We have worked in North East India for almost a decade, specifically in the region of Meghalaya, and have a team of people trained to install and maintain an M-100 chlorine generator.

After the initial flooding, WaterStep was contacted by Rural Litigation and Entitlement Kendra (RLEK) in India who asked us to help them get clean water to those in need. They connected us with the Himalayan Paryawaran Shiksha Sansthan (HPSS) who are partners with OXFAM.

We will be sending five chlorine generators to Uttarkashi, Uttarakhand and mobilizing people to set up water treatment systems for the evacuees. The evacuees include locals, tourists, and pilgrims that were journeying for Char Dham Yatra, a pilgrimage to holy temples in the state.
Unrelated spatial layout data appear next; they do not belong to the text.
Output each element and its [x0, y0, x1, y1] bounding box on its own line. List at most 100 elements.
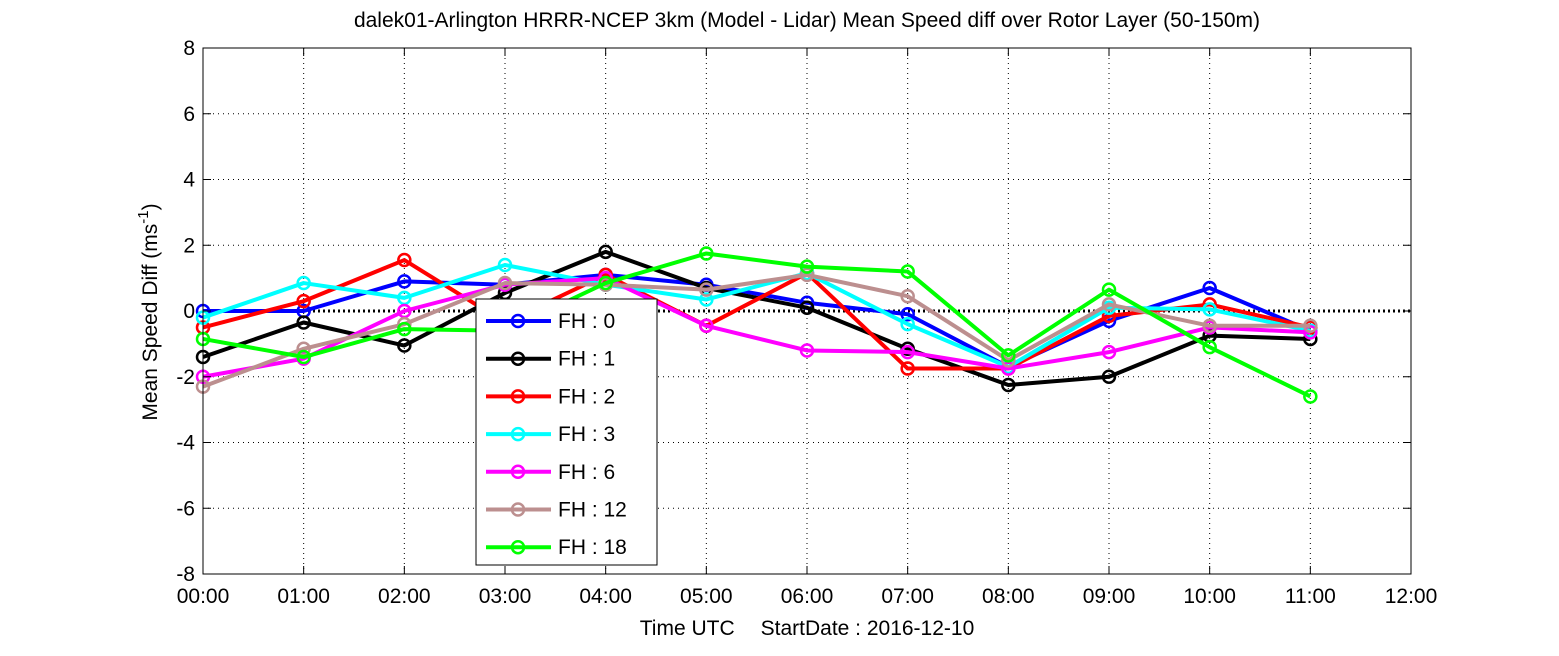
data-point	[598, 275, 613, 291]
data-point	[1303, 389, 1318, 404]
data-point	[1303, 318, 1318, 334]
data-point	[1101, 369, 1117, 384]
data-point	[598, 244, 613, 260]
data-point	[900, 316, 915, 332]
legend-swatch-marker	[510, 351, 526, 366]
series-layer	[195, 244, 1318, 404]
x-axis-label-prefix: Time UTC	[640, 617, 735, 640]
x-axis-label: Time UTC StartDate : 2016-12-10	[640, 617, 975, 640]
data-point	[1202, 302, 1217, 317]
data-point	[699, 292, 714, 307]
data-point	[296, 349, 311, 365]
data-point	[1101, 297, 1117, 312]
legend-item: FH : 0	[486, 310, 615, 333]
y-axis-label-superscript: -1	[135, 210, 152, 223]
data-point	[900, 264, 915, 279]
series-line-1	[202, 249, 1311, 387]
data-point	[1101, 344, 1117, 360]
x-tick-label: 05:00	[680, 585, 733, 608]
x-tick-label: 03:00	[479, 585, 532, 608]
data-point	[900, 307, 915, 322]
legend-item: FH : 3	[486, 423, 615, 446]
series-4	[195, 270, 1318, 384]
y-tick-label: 2	[183, 234, 195, 257]
y-axis-label-main: Mean Speed Diff (ms	[139, 224, 162, 421]
data-point	[699, 318, 714, 334]
data-point	[397, 252, 412, 268]
legend-label: FH : 1	[558, 348, 615, 371]
data-point	[799, 259, 815, 274]
data-point	[900, 361, 915, 376]
series-5	[195, 267, 1318, 394]
data-point	[296, 293, 311, 309]
x-tick-label: 12:00	[1385, 585, 1438, 608]
data-point	[900, 288, 915, 304]
legend-item: FH : 12	[486, 499, 627, 522]
x-tick-label: 04:00	[579, 585, 632, 608]
y-tick-label: -8	[176, 563, 195, 586]
x-tick-label: 00:00	[177, 585, 230, 608]
legend-swatch-marker	[510, 426, 526, 442]
x-tick-label: 07:00	[881, 585, 934, 608]
legend-label: FH : 2	[558, 385, 615, 408]
series-line-0	[203, 272, 1312, 369]
legend-swatch-marker	[510, 502, 526, 517]
chart-title: dalek01-Arlington HRRR-NCEP 3km (Model -…	[354, 9, 1260, 32]
legend: FH : 0 FH : 1 FH : 2 FH : 3 FH : 6 FH : 12 FH …	[475, 298, 658, 566]
data-point	[699, 246, 714, 261]
data-point	[296, 341, 311, 357]
data-point	[497, 257, 513, 273]
y-axis-label-close: )	[139, 203, 162, 210]
x-tick-label: 10:00	[1183, 585, 1236, 608]
data-point	[1202, 280, 1217, 296]
legend-label: FH : 0	[558, 310, 615, 333]
y-tick-label: 8	[183, 37, 195, 60]
y-axis-label: Mean Speed Diff (ms-1)	[135, 203, 162, 420]
y-tick-label: 4	[183, 169, 195, 192]
x-tick-label: 11:00	[1285, 585, 1336, 608]
series-line-2	[202, 258, 1311, 371]
y-tick-label: -4	[176, 432, 195, 455]
data-point	[296, 275, 311, 291]
legend-swatch-marker	[510, 539, 526, 555]
data-point	[296, 315, 311, 330]
data-point	[397, 274, 412, 289]
data-point	[900, 344, 915, 360]
legend-swatch-marker	[510, 464, 526, 480]
axis-ticks	[202, 47, 1412, 575]
data-point	[799, 343, 815, 358]
y-tick-label: 6	[183, 103, 195, 126]
legend-box	[475, 298, 658, 566]
data-point	[1101, 282, 1117, 297]
legend-label: FH : 6	[558, 461, 615, 484]
y-tick-labels: -8 -6 -4 -2 0 2 4 6 8	[176, 37, 195, 586]
x-tick-label: 08:00	[982, 585, 1035, 608]
y-tick-label: -2	[176, 366, 195, 389]
legend-item: FH : 1	[486, 348, 615, 371]
data-point	[1001, 377, 1016, 393]
legend-label: FH : 12	[558, 499, 627, 522]
data-point	[1202, 318, 1217, 334]
legend-swatch-marker	[510, 389, 526, 404]
legend-items: FH : 0 FH : 1 FH : 2 FH : 3 FH : 6 FH : 12 FH …	[486, 310, 627, 559]
series-line-4	[202, 276, 1311, 379]
data-point	[799, 267, 815, 283]
series-6	[195, 246, 1318, 404]
data-point	[497, 275, 513, 291]
data-point	[397, 338, 412, 353]
y-tick-label: -6	[176, 497, 195, 520]
x-tick-labels: 00:00 01:00 02:00 03:00 04:00 05:00 06:00 07:00…	[177, 585, 1438, 608]
legend-item: FH : 2	[486, 385, 615, 408]
legend-item: FH : 18	[486, 536, 627, 559]
y-tick-label: 0	[183, 300, 195, 323]
data-point	[1001, 348, 1016, 363]
legend-item: FH : 6	[486, 461, 615, 484]
series-line-5	[202, 272, 1311, 389]
x-tick-label: 01:00	[277, 585, 330, 608]
x-tick-label: 02:00	[378, 585, 431, 608]
series-1	[195, 244, 1318, 393]
data-point	[397, 321, 412, 337]
x-tick-label: 06:00	[781, 585, 834, 608]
Those who are already trained will be able to train others, and our distance learning program will allow us to further educate people on how to install and maintain an M-100 chlorine generator through video chatting when necessary.

By empowering locals to install and maintain the systems, we are using a capacity building approach that will allow people and communities to overcome obstacles and maintain solutions to their water problem. Our first step is disaster response, but by including locals, we can take the next step into recovery and rehabilitation, which can then lead to development beyond the initial conditions of the community.

WaterStep’s unique approach increases the potential for sustainability and further development beyond disaster relief.